I kicked students out of class. And I issued demerits, assigned after-school detentions, and made office referrals. But the longer I taught, the less I used these forms of punishment—partly because I became more skilled in preventing problems, but mostly because they didn’t work well.
After all, while I sometimes felt great relief at seeing the backsides of students headed to the office, it didn’t last. Students pushed out of class eventually came back—and usually with even greater resentment and more alienation from me, from other students, and from learning.
So I found my mindset shifting. Instead of pushing the bad kids out, I tried to pull them in, to restore them. The bad things they did—calling someone stupid, kicking over a chair, throwing a punch, destroying property—these wrongs damaged relationships.
For good to come again to victims and to offenders and to the classroom culture, there needs to be more than punishment. There needs to be restoration. And demerits and suspensions alone don’t restore.
This doesn’t mean there should never be a walk down the hall to the office. Sometimes space is needed for cooling tempers and keeping the classroom safe. And school rules should carry through all classrooms. But, you can give, even consequences, with one of two purposes: to push out or to pull in.
Here are some pulling-in strategies I used:
- Consider the Context:
What frustration triggered the offense—feelings of inadequacy or fear, harassment or exclusion by other students, an outside-class event?
With offenders: “What happened in there?” I’d ask. “How do you feel about it? How do you think others feel about it?” When I asked these questions with sincere interest, I almost always discovered important details. Sometimes, for example, the distinction between offender and victim became not quite so clear. After I listened to their sides, students were often more willing to talk about how they could repair the harm they had caused.
With victims: I’d ask them how they were hurt, what needs they had as a result, and what they saw as a way to resolve the situation.
With both victims and offenders: I tried to help them take the perspective of the other, to put the offense in context, to think about how to re-connect.
After this, I tried to talk with them together. This was an opportunity to acknowledge harm and to express remorse and understanding. Not all these conversations worked, but often they did, and occasionally, new friendships formed.
- Plan Re-entry:
Earning the way back into the good graces of a class is daunting. But successful re-entry often results in lasting good behavior. Students usually need help, and I often appealed to two sets of people to give it.

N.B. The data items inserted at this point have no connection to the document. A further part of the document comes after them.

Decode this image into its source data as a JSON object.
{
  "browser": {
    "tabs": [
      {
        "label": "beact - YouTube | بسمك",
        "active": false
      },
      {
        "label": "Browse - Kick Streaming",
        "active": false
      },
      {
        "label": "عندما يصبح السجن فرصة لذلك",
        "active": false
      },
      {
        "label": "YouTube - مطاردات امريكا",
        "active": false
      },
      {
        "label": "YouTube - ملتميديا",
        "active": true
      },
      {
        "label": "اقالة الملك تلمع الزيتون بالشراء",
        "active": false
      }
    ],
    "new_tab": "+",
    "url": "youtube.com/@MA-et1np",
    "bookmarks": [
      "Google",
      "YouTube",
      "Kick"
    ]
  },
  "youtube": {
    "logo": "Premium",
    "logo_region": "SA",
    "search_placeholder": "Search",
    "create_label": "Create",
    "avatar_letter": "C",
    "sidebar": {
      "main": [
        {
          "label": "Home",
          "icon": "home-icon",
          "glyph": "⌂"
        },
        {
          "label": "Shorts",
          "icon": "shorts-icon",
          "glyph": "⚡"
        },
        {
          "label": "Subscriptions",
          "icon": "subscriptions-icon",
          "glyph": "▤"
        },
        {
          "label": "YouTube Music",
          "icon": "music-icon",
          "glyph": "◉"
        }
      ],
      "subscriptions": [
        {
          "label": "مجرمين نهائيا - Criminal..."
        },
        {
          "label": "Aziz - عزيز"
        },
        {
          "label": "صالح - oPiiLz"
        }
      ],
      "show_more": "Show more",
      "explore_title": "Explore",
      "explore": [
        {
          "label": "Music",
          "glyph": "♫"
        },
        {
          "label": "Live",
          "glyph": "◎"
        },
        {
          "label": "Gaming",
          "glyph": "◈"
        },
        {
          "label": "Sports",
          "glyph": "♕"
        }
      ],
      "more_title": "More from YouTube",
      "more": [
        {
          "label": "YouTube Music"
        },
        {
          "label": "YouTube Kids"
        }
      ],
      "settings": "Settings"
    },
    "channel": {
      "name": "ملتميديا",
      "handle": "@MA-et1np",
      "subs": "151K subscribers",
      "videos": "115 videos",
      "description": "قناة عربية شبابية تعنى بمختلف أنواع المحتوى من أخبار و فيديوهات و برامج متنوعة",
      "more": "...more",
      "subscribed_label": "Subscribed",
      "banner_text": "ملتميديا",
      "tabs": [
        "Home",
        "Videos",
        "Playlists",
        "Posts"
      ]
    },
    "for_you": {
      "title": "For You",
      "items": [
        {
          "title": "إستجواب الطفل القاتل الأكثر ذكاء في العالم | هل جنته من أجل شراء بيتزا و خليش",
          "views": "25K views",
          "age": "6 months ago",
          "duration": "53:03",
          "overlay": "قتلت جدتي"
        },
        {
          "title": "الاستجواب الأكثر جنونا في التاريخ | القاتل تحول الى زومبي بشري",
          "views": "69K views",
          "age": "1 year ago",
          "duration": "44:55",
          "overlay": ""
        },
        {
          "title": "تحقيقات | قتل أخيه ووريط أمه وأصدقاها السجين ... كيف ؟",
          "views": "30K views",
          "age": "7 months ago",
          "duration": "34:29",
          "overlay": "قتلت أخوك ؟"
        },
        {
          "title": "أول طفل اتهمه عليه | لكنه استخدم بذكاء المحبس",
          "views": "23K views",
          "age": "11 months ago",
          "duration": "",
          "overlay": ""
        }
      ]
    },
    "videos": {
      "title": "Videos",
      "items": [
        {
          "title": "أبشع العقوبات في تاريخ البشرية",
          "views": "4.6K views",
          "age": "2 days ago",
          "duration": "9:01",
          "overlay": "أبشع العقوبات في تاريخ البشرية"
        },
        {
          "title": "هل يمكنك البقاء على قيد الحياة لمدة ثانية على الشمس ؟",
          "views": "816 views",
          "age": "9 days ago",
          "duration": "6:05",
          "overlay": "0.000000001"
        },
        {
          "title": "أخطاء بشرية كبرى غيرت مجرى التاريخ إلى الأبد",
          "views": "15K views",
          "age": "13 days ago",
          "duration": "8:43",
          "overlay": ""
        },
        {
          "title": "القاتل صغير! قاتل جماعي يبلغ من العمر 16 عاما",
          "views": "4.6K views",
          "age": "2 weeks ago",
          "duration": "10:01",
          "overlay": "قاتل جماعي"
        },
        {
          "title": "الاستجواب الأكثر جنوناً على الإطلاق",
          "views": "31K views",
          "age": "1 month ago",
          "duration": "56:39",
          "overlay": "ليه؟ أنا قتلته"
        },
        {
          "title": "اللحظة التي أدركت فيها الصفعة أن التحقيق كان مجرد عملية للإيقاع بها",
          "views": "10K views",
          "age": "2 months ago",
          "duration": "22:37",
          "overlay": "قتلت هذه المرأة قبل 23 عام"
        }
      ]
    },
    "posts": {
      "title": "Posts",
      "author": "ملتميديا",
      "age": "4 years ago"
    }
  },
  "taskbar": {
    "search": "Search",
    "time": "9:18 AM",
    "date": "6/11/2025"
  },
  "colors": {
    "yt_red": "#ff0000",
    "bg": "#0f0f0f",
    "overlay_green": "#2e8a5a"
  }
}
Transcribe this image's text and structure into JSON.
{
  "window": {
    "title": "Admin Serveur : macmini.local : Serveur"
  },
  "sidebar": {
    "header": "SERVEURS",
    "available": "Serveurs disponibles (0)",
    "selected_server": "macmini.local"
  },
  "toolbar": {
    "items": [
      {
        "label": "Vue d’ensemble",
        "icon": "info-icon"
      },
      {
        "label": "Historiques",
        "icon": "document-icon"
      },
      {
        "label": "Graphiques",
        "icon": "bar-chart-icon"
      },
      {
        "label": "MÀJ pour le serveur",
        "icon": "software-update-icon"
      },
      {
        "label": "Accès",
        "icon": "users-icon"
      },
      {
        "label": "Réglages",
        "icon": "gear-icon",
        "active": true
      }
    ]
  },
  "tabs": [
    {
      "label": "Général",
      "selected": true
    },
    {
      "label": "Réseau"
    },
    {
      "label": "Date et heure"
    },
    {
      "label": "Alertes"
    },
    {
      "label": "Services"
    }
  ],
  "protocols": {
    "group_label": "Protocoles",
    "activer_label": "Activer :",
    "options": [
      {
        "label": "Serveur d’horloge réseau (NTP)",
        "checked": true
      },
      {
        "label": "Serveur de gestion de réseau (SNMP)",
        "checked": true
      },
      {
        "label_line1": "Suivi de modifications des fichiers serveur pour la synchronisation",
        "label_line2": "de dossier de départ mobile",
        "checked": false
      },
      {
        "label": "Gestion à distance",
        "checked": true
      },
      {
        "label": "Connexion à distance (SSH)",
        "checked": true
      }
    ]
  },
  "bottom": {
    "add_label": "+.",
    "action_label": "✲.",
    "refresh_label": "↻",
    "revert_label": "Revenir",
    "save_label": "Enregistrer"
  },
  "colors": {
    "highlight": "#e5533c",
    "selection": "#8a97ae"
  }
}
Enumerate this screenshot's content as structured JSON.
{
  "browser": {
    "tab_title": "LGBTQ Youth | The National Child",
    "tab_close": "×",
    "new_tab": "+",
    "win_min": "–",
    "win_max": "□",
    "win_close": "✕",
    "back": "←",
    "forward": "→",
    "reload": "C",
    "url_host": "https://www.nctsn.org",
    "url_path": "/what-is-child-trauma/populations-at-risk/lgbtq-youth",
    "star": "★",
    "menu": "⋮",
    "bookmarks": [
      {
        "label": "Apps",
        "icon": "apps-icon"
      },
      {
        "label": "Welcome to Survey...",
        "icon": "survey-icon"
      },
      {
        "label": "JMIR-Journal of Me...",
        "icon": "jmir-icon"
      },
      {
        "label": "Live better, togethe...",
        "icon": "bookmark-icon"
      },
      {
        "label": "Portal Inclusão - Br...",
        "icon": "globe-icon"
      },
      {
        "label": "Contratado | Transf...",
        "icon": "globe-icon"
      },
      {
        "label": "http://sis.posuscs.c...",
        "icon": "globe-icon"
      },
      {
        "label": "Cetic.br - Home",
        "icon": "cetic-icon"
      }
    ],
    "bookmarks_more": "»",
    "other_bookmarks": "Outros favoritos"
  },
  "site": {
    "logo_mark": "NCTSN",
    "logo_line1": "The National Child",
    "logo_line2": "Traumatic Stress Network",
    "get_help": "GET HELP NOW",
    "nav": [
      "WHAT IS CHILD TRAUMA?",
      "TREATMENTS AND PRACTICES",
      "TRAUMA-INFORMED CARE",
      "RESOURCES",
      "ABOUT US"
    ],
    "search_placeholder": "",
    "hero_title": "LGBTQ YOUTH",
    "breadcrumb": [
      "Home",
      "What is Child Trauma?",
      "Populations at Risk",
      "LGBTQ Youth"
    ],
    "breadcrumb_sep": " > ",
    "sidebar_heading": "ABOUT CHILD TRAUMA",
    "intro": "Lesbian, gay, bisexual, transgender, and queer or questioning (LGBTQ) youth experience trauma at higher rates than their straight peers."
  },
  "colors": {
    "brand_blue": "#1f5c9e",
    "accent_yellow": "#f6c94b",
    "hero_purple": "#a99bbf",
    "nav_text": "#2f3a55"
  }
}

Parents: “This is what happened,” I’d tell parents. “And this is what I hope happens next.” And then we’d put into place an accountability structure—often regular reporting from me and reinforcement at home.
Peers: I’d ask a couple of students from the class to work with the offender. Most students rose to the challenge—giving daily affirmations, including the offender in groups, and calming them before they escalated.
Does pulling in instead of pushing out solve all discipline problems? Of course, not. But pulling in builds community by teaching conflict resolution
4 Replies to “Push Out or Pull In?”
So good, Phyllis. This works in the home too. I’m learning these same lessons with grandkid squabbles! Fourteen kids from 4-17 yr. sometimes seems like an old- fashioned one room school!
Thank, Jewel. And, about grandchildren–I know the feeling!
Such wise advice and ideas for rebuilding connections. We need this in churches too – and in our communities. Thanks for breaking down the parts of reconciliation into manageable pieces! I smiled at your one-room-school analogy, Jewel. 🙂
Thanks, Thelma. And you are right about reconciliation beyond the classroom!